Identifiers
- Organism: Escherichia coli
- Symbol: ogt
- UniProt: P0AFH0

Search for
- Structures: Swiss-model
- Domains: InterPro

= AGT II =

Microbial protein found in Escherichia coli str. K-12 substr. MG1655

O^{6}-alkylguanine DNA alkyltransferase II (O^{6} AGT II) previously known as O^{6} Guanine transferase (ogt) is an E. coli protein that is involved in DNA repair together with Ada ( also known as O^{6} AGT I).

Like AGT I, AGT II is responsible for the removal of alkyl groups from O^{6}-alkyl guanine, O^{4}-alkyl thymine and alkyl phosphotriester in the sugar-phosphate backbone of DNA. AGT II shows a greater preference for O^{4}-alkyl thymine than O^{6}-alkyl guanine and alkyl phosphotriester.
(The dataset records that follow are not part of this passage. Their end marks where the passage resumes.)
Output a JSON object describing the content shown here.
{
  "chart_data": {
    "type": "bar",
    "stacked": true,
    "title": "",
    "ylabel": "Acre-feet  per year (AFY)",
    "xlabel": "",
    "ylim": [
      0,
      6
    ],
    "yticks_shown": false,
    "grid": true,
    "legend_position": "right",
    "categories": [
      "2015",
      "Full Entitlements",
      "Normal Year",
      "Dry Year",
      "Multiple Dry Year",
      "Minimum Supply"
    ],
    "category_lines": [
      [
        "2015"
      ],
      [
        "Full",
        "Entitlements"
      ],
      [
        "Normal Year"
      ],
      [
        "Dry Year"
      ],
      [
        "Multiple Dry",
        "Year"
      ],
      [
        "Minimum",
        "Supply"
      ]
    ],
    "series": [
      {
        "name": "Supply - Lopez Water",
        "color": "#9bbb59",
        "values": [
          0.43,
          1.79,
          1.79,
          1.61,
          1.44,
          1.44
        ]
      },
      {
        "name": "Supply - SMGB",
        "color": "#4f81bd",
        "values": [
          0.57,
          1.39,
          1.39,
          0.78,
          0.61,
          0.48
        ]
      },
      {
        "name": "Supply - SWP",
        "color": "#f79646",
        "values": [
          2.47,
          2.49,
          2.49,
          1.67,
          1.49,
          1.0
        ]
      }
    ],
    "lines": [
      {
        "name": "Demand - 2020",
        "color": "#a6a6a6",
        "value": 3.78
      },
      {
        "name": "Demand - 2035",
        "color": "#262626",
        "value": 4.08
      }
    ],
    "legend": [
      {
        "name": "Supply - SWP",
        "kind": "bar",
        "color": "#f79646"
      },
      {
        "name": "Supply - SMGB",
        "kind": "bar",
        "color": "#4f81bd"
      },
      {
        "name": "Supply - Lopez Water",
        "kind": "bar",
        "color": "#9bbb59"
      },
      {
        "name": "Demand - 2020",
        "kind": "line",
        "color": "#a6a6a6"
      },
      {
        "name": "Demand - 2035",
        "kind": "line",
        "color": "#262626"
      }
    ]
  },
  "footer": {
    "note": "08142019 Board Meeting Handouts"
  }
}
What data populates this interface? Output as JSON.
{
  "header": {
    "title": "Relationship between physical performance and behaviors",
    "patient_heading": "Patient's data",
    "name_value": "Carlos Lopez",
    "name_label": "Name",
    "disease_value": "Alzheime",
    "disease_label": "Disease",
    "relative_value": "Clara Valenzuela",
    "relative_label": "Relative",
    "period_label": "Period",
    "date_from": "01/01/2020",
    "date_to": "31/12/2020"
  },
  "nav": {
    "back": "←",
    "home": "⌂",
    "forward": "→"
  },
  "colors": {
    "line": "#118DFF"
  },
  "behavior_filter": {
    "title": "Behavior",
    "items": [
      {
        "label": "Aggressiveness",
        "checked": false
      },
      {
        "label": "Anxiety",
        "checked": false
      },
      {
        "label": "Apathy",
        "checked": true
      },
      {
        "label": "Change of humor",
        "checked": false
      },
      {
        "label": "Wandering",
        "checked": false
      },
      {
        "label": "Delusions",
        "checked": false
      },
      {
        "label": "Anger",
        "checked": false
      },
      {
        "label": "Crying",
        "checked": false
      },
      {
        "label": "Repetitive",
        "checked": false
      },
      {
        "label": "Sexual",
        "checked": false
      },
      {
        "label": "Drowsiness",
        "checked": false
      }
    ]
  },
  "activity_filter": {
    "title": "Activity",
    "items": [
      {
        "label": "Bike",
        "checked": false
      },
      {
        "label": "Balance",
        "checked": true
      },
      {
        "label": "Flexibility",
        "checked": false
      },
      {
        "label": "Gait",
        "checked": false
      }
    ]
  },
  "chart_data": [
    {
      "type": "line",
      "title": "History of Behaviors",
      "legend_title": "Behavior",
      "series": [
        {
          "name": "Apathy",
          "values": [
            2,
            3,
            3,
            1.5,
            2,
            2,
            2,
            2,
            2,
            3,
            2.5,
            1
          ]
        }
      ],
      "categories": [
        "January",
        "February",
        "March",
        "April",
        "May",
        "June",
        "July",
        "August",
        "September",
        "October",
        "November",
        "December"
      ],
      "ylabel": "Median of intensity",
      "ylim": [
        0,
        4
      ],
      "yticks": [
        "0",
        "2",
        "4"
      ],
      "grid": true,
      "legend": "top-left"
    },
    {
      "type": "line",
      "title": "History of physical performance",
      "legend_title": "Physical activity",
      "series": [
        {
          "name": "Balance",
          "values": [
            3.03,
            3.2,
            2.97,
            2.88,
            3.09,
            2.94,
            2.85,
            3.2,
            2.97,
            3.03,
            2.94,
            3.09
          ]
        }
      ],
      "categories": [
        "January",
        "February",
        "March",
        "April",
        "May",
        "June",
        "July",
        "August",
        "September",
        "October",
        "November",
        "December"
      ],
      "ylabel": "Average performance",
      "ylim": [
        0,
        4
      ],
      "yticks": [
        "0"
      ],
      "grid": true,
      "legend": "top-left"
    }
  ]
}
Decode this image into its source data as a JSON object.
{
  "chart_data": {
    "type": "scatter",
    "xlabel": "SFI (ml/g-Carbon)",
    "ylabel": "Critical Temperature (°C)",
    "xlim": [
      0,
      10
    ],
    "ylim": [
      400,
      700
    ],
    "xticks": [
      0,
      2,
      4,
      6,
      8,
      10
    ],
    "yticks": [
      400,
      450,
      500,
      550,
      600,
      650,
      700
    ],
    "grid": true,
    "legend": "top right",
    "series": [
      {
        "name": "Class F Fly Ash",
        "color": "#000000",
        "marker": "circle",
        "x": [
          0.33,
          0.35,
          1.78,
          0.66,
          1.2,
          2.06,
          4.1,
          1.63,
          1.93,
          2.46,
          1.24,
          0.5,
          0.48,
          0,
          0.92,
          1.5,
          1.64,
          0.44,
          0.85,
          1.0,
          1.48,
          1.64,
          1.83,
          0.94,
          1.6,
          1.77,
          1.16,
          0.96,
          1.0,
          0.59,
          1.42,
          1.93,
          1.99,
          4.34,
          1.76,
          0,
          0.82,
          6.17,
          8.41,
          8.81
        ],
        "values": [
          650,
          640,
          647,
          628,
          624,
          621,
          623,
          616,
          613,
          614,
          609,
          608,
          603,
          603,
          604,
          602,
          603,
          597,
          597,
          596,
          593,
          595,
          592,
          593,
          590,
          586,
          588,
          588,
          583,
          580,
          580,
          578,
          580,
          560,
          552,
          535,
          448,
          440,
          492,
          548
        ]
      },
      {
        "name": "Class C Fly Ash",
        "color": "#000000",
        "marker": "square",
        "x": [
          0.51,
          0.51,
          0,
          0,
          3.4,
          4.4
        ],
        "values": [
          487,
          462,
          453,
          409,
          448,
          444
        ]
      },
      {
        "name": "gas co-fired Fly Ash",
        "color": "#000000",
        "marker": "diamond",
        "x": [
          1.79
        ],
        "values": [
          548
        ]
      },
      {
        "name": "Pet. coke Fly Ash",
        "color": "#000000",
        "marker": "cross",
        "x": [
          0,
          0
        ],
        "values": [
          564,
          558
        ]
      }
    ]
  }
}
Unlike Ada, AGT II is expressed constitutively in cells. Therefore, AGT II will repair alkylated DNA adducts even before Ada is fully induced. AGT II is similar to Ada in its suicide inactivation in that AGT II transfers the alkyl group to a cysteine residue in its own structure, thereby inactivating itself. The human equivalent of AGT II is O^{6}-alkylguanine DNA alkyltransferase, a protein that in humans is encoded by the O^{6}-methylguanine DNA methyltransferase (MGMT) gene. In humans, O^{6}-alkylguanine DNA alkyltransferase preferentially removes alkyl groups from O^{6}-alkyl guanine rather than from O^{6}–alkyl thymine.